Ci sono momenti in cui ci si sofferma a pensare sui propri sentimenti, sulle proprie emozioni. Momenti particolari in cui ci si sente nuovi. Ci si sente come mai si poteva immaginare. Allora le porte dell'infinito sembrano davvero davanti a noi ed il silenzio è l'unica parola che si può pronunciare per descrivere tale grandiosità. Non è un accorgersi d'essere grandiosi è accorgersi che si possono provare emozioni che vanno aldilà della nostra capacità di contenimento, che portano sulla soglia delle lacrime perchè veramente nessuna parola conoscibile all'uomo potrebbe descriverle e quindi in qualche mondo circoscrivere questo fuoco ancestrale. Ci accorgiamo che scorre dentro di noi e sembra un dono, un tesoro da custodire, ma non possiamo, non riusciamo perchè solo la libertà del fluire ne garantisce l'esistenza. Ed è per questo che si torna solamente a viverle certe emozioni dimenticando il resto, lasciando la ragione ai bordi di un ponte mai finito e con il cuore che vola verso l'altra riva.
“...il fuoco ha una metà di freddo..." la vita forse è in più di due maniere, ma l'amore no. L'amore è uno: non attrazione, non passione, non pensiero fisso, AMORE. Quello che ti fa credere che il mondo sia insignificante senza di lui/lei, quello che ti fa esplodere il cuore di gioa non meno che di dolore, quello che nella vita si incontra solo una volta, se si è fortunati. Il fuoco non ha una metà di freddo, non può averla, il fuoco brucia, devasta, scalda. Lo so, può sembrare retorica, ma io ci credo (ancora) davvero “ho amato: sono convinta di aver vissuto tutte le eternità del mondo"
Airin,
sei pensassi di aver gia' vissuto tutte le eternita' del mondo, avrei perso l'unico motivo per il quale ha senso per me vivere..

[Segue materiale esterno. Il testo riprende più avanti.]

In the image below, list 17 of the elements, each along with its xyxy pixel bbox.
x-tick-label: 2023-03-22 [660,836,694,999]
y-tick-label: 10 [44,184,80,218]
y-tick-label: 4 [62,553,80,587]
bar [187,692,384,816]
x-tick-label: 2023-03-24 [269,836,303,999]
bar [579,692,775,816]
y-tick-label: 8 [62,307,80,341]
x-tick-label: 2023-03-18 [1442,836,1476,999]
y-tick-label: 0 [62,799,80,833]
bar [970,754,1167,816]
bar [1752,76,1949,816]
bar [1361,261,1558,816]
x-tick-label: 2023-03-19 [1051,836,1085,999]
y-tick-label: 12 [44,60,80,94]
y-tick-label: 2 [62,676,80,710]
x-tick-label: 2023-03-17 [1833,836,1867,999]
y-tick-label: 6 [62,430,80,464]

Secondo me ogni storia fa scoprire qualcosa di nuovo che e' parte di uno spazio (letteralmente) infinito di emozioni.
Dopo ogni emozione/esperienza accumulata mi rendo sempre piu' conto che la parte nota e' davvero piccola.. cosi' tutto quello che ancora e' nel buio e' cio' che illumina il futuro che immagino..
Sul resto il punto e' che i sentimenti non hanno niente a che fare con la volonta' e la ragione, non gli sono assolutamente compagni. Per questo come arriva puo' andare, e puo' anche tornare.. senza controllo e colpe di alcuno.